Markus de Medeiros wanted to understand garbled circuits. He had no formal training in cryptography. He spent an afternoon in Lean: a circuit evaluator in functional style, a custom DSL via metaprogramming, OpenSSL bindings via FFI, a correctness proof for his serializer, and a mutable garbling algorithm in imperative style. All in one tool.
His conclusion: "I genuinely do not know of another tool that can do all of the following." And then: "I fucking love this shit."
That reaction keeps happening. This post is about why.
Lean is implemented in Lean
One decision. Everything else follows from it. The compiler, elaborator, proof automation, parser, pretty printer, build system, and documentation system are all Lean. There are no band-aids. No glue between OCaml and Ltac. No obscure compiler for a dead language.
Because smart people can reach into Lean's internals using Lean itself, they build things we never planned. The Mathlib community wrote over 50,000 lines of extensions (custom tactics, linters, automation) with no coordination from us. Verso, our documentation system, is built on Lean. Ilya Sergey's students at NUS built Veil and Velvet on top of Lean's metaprogramming layer.
None of this was planned. We just made it possible.
Scalability
Mathlib has over 200,000 theorems and 2.2 million lines of code. It keeps growing. Build times keep decreasing.
We are willing to throw away designs that don't work. We have replaced the type class resolution system, the simplifier infrastructure, the old compiler, the canonicalizer in our new proof automation. Not because they were broken, but because they didn't scale.
Since the Lean FRO launched in August 2023, scalability has been an integral part of our mission.
Soundness without compromise
Lean has a small trusted kernel. Multiple independent implementations exist. Proofs can be exported and checked by any of them. We built Comparator, a tool that cross-checks proofs across kernel implementations. Anyone can build their own kernel and submit it to arena.lean-lang.org.
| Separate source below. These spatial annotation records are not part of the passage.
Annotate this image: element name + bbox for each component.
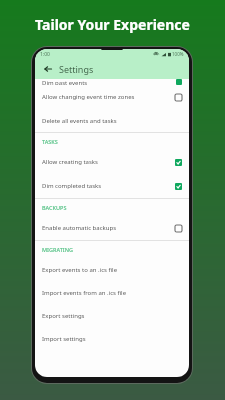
staticText: Allow creating tasks: [42, 158, 175, 166]
staticText: Allow changing event time zones: [42, 93, 175, 101]
staticText: MIGRATING: [42, 246, 73, 253]
staticText: Dim completed tasks: [42, 182, 175, 190]
staticText: Settings: [59, 63, 94, 75]
staticText: Export settings: [42, 312, 85, 320]
staticText: Export events to an .ics file: [42, 266, 118, 274]
staticText: Enable automatic backups: [42, 224, 175, 232]
staticText: Tailor Your Experience: [0, 15, 225, 34]
button[interactable]: Allow creating tasks: [35, 150, 189, 174]
staticText: Delete all events and tasks: [42, 117, 117, 125]
staticText: Import events from an .ics file: [42, 289, 127, 297]
staticText: TASKS: [42, 138, 58, 145]
button[interactable]: Delete all events and tasks: [35, 109, 189, 132]
button[interactable]: Export settings: [35, 304, 189, 327]
button[interactable]: Enable automatic backups: [35, 216, 189, 240]
staticText: BACKUPS: [42, 204, 67, 211]
button[interactable]: Export events to an .ics file: [35, 258, 189, 281]
button[interactable]: Import events from an .ics file: [35, 281, 189, 304]
staticText: Dim past events: [42, 79, 88, 85]
button[interactable]: Dim completed tasks: [35, 174, 189, 198]
button[interactable]: Back: [41, 62, 55, 76]
button[interactable]: Allow changing event time zones: [35, 85, 189, 109]
staticText: 100%: [172, 51, 184, 57]
staticText: 1:00: [40, 51, 50, 58]
staticText: Import settings: [42, 335, 86, 343]
button[interactable]: Dim past events: [35, 79, 189, 85]
button[interactable]: Import settings: [35, 327, 189, 350]
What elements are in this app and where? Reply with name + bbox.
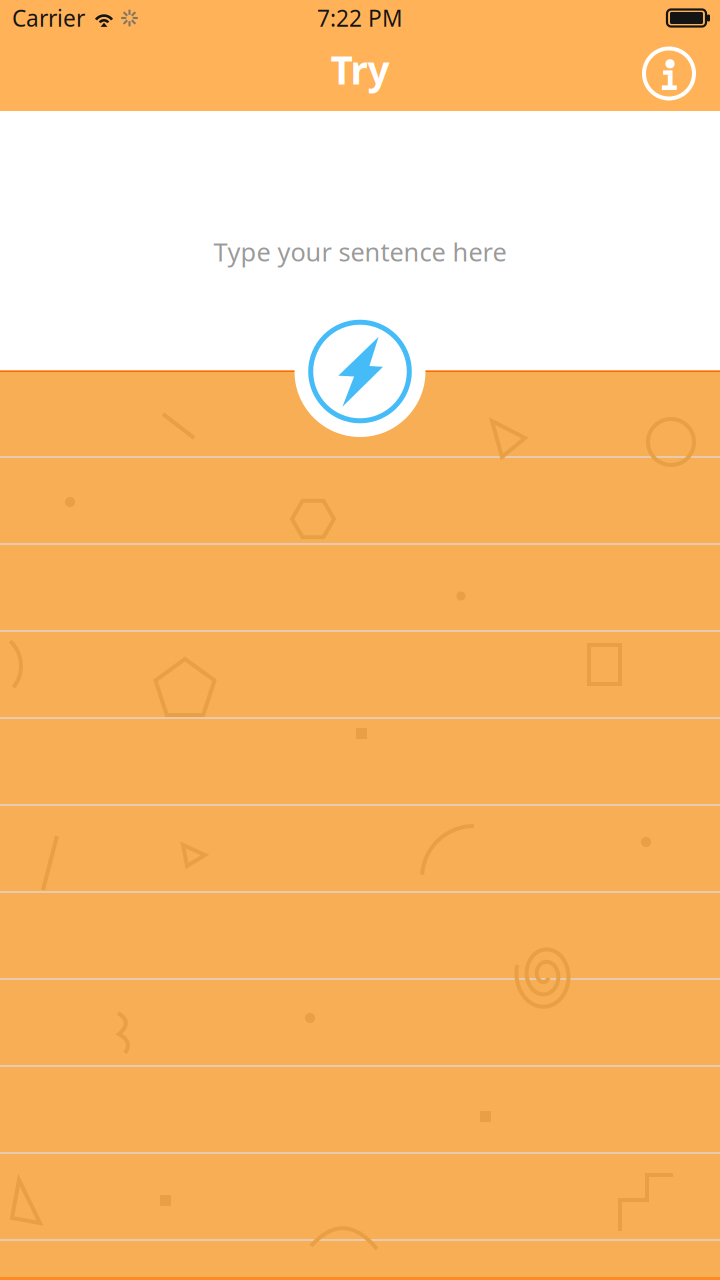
staticText: Carrier: [12, 3, 85, 33]
button[interactable]: Info: [641, 46, 697, 102]
staticText: Type your sentence here: [214, 235, 506, 268]
staticText: 7:22 PM: [317, 3, 403, 33]
staticText: Try: [330, 44, 390, 95]
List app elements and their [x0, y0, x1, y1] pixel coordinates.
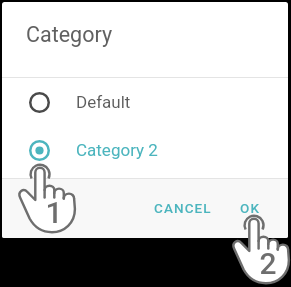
button[interactable]: CANCEL	[142, 192, 224, 224]
other: Step 1 tap here	[17, 163, 77, 233]
button[interactable]: Default	[2, 78, 288, 127]
button[interactable]: Category 2	[2, 126, 288, 175]
staticText: OK	[240, 200, 261, 216]
staticText: 1	[45, 195, 63, 230]
staticText: 2	[259, 246, 277, 281]
staticText: Category 2	[76, 140, 158, 160]
staticText: Category	[26, 22, 113, 47]
button[interactable]: OK	[228, 192, 273, 224]
staticText: CANCEL	[154, 200, 212, 216]
other: Step 2 tap here	[231, 214, 291, 284]
staticText: Default	[76, 92, 131, 112]
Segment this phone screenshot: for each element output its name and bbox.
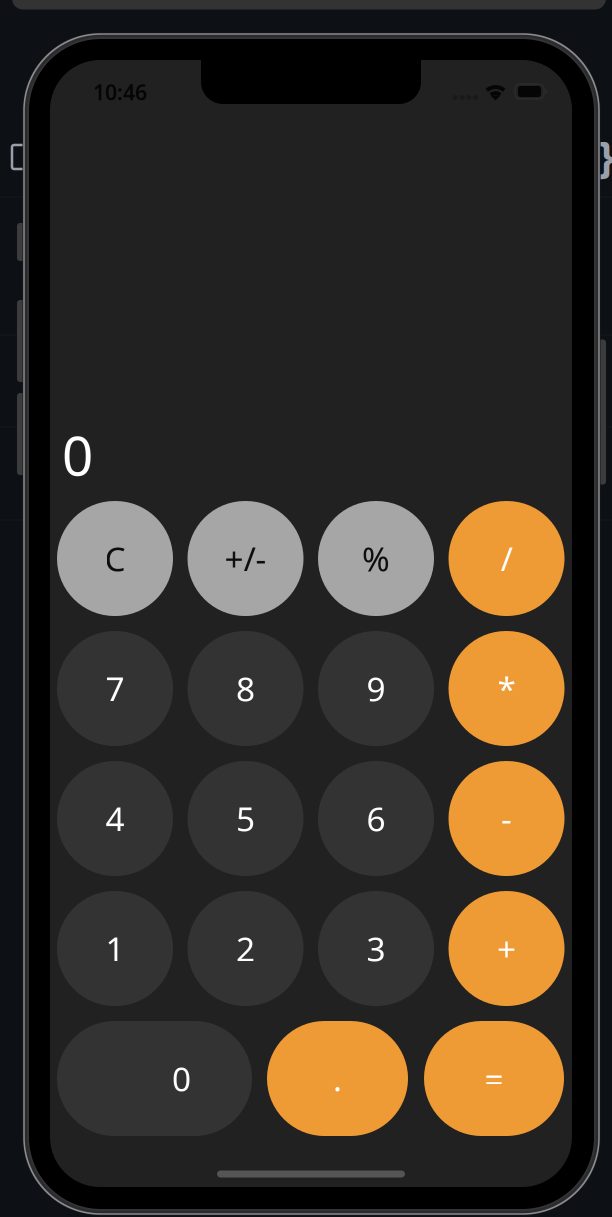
staticText: / <box>500 536 512 581</box>
button[interactable]: 9 <box>318 631 434 746</box>
staticText: +/- <box>224 536 266 581</box>
staticText: 3 <box>366 926 386 971</box>
button[interactable]: +/- <box>188 501 304 616</box>
button[interactable]: / <box>448 501 564 616</box>
staticText: . <box>333 1056 342 1101</box>
button[interactable]: 7 <box>57 631 173 746</box>
staticText: 10:46 <box>93 78 147 106</box>
staticText: 8 <box>236 666 255 711</box>
button[interactable]: * <box>448 631 564 746</box>
staticText: 2 <box>236 926 255 971</box>
staticText: * <box>498 666 516 711</box>
staticText: = <box>484 1056 504 1101</box>
button[interactable]: 3 <box>318 891 434 1006</box>
button[interactable]: 0 <box>57 1021 252 1136</box>
button[interactable]: - <box>448 761 564 876</box>
staticText: 0 <box>172 1056 191 1101</box>
staticText: 0 <box>62 418 93 491</box>
button[interactable]: 5 <box>188 761 304 876</box>
staticText: + <box>497 926 516 971</box>
staticText: 9 <box>366 666 386 711</box>
staticText: % <box>362 536 390 581</box>
staticText: } <box>598 128 612 184</box>
button[interactable]: 1 <box>57 891 173 1006</box>
button[interactable]: 4 <box>57 761 173 876</box>
button[interactable]: = <box>424 1021 564 1136</box>
button[interactable]: 8 <box>188 631 304 746</box>
staticText: 4 <box>106 796 124 841</box>
button[interactable]: . <box>267 1021 408 1136</box>
button[interactable]: 2 <box>188 891 304 1006</box>
staticText: 1 <box>106 926 124 971</box>
staticText: 6 <box>366 796 386 841</box>
button[interactable]: + <box>448 891 564 1006</box>
button[interactable]: C <box>57 501 173 616</box>
staticText: C <box>104 536 126 581</box>
button[interactable]: % <box>318 501 434 616</box>
staticText: - <box>501 796 512 841</box>
button[interactable]: 6 <box>318 761 434 876</box>
staticText: 7 <box>106 666 124 711</box>
staticText: 5 <box>236 796 255 841</box>
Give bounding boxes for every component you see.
What this gives you is the freedom to hack without fear. Build wild metaprograms. Write custom tactics that rewrite your goal in ways you barely understand. The kernel still checks everything at the end. If your proof type-checks, it's correct. If it doesn't, you get an error immediately. Users who've been burned by unsoundness in other tools come to Lean because the kernel catches mistakes. Always.
Terence Tao's point is that RL will find every backdoor in your verification pipeline, so there can't be any: "reinforcement learning is just so good at finding these backdoors." The kernel's soundness isn't just a theoretical property. It's AI safety infrastructure.
What Lean is bad at
Backward compatibility. We break things. We break them deliberately, because scaling matters more than stability of interfaces that weren't right. If you wrote Lean code two years ago, it probably doesn't compile today without changes. This is a real cost, and we don't pretend otherwise.
If you need a system where code written in 2020 still compiles unchanged in 2026, Lean is not that system.
Listening to users
When I started Lean, I wanted to use HOL (higher-order logic). Jeremy Avigad and I went back and forth on this (he still has the messages, and they show me pushing hard against dependent type theory). Higher-order logic is simpler to automate, and the kernel could be even smaller. I hate complexity.
But dependent type theory was what users needed. I found constructivism beautiful, and had fun learning about it at the beginning of the project, but it is not practical. When the Aeneas team tells you what's slow, you fix it. When a software verification team explains how your tactics need to scale, you redesign.
I could have built a purer system. I built a useful one.